Northern Ireland's deputy first minister was invited by the Flemish government to Flanders, where the Battle of Messines took place in 1917.
On Thursday, he will visit the Somme in France, where soldiers of the 36th (Ulster) and 16th (Irish) divisions fought together.
Mr McGuinness said his visit was "part of a journey towards reconciliation".
"I hope my visit here is seen as reaching out the hand of friendship to unionists, but also saying to unionists and to everybody else that many of the people who died here were as much part of what we [nationalists] as they were part of what they are," he said.

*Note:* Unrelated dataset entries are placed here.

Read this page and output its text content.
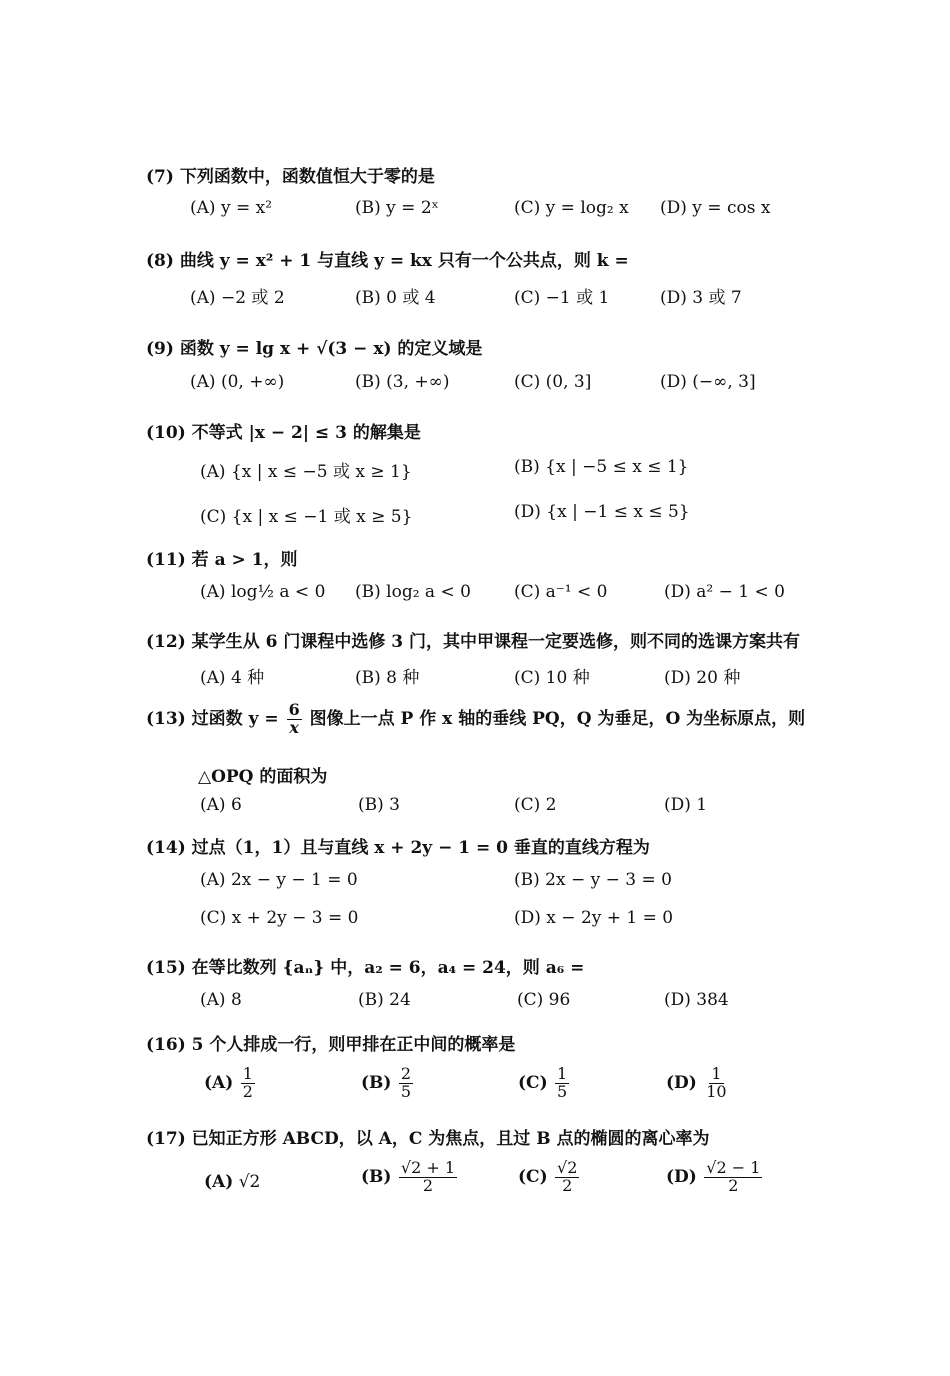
(7) 下列函数中，函数值恒大于零的是
(A) y = x²	(B) y = 2ˣ	(C) y = log₂ x (D) y = cos x
(8) 曲线 y = x² + 1 与直线 y = kx 只有一个公共点，则 k =
(A) −2 或 2	(B) 0 或 4	(C) −1 或 1	(D) 3 或 7
(9) 函数 y = lg x + √(3 − x) 的定义域是
(A) (0, +∞)	(B) (3, +∞)	(C) (0, 3]	(D) (−∞, 3]
(10) 不等式 |x − 2| ≤ 3 的解集是
(A) {x | x ≤ −5 或 x ≥ 1}	(B) {x | −5 ≤ x ≤ 1}
(C) {x | x ≤ −1 或 x ≥ 5}	(D) {x | −1 ≤ x ≤ 5}
(11) 若 a > 1，则
(A) log½ a < 0 (B) log₂ a < 0	(C) a⁻¹ < 0	(D) a² − 1 < 0
(12) 某学生从 6 门课程中选修 3 门，其中甲课程一定要选修，则不同的选课方案共有
(A) 4 种	(B) 8 种	(C) 10 种	(D) 20 种
(13) 过函数 $y = \frac{6}{x}$ 图像上一点 P 作 x 轴的垂线 PQ，Q 为垂足，O 为坐标原点，则
△OPQ 的面积为
(A) 6	(B) 3	(C) 2	(D) 1
(14) 过点（1，1）且与直线 x + 2y − 1 = 0 垂直的直线方程为
(A) 2x − y − 1 = 0	(B) 2x − y − 3 = 0
(C) x + 2y − 3 = 0	(D) x − 2y + 1 = 0
(15) 在等比数列 {aₙ} 中，a₂ = 6，a₄ = 24，则 a₆ =
(A) 8	(B) 24	(C) 96	(D) 384
(16) 5 个人排成一行，则甲排在正中间的概率是
$(A) \frac{1}{2}$	$(B) \frac{2}{5}$	$(C) \frac{1}{5}$	$(D) \frac{1}{10}$
(17) 已知正方形 ABCD，以 A，C 为焦点，且过 B 点的椭圆的离心率为
(A) √2	$(B) \frac{√2 + 1}{2}$	$(C) \frac{√2}{2}$	$(D) \frac{√2 - 1}{2}$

"If I am to be true to my desire to see peace and reconciliation, then visits like this are enormously important."
Mr McGuinness was accompanied to the Island of Ireland Peace Park at Messines by the party's vice-president Mary Lou MacDonald and its chairman Declan Kearney.
The Battle of the Somme began on 1 July 1916 and did not end until 18 November that year.
More than 3,500 soldiers from the 36th (Ulster) and 16th (Irish) divisions were killed and thousands more were injured.
The official centenary commemorations next month will be attended by First Minister Arlene Foster.
The Battle of Messines started on 7 June 1917, and more than 40,000 men lost their lives in the fighting.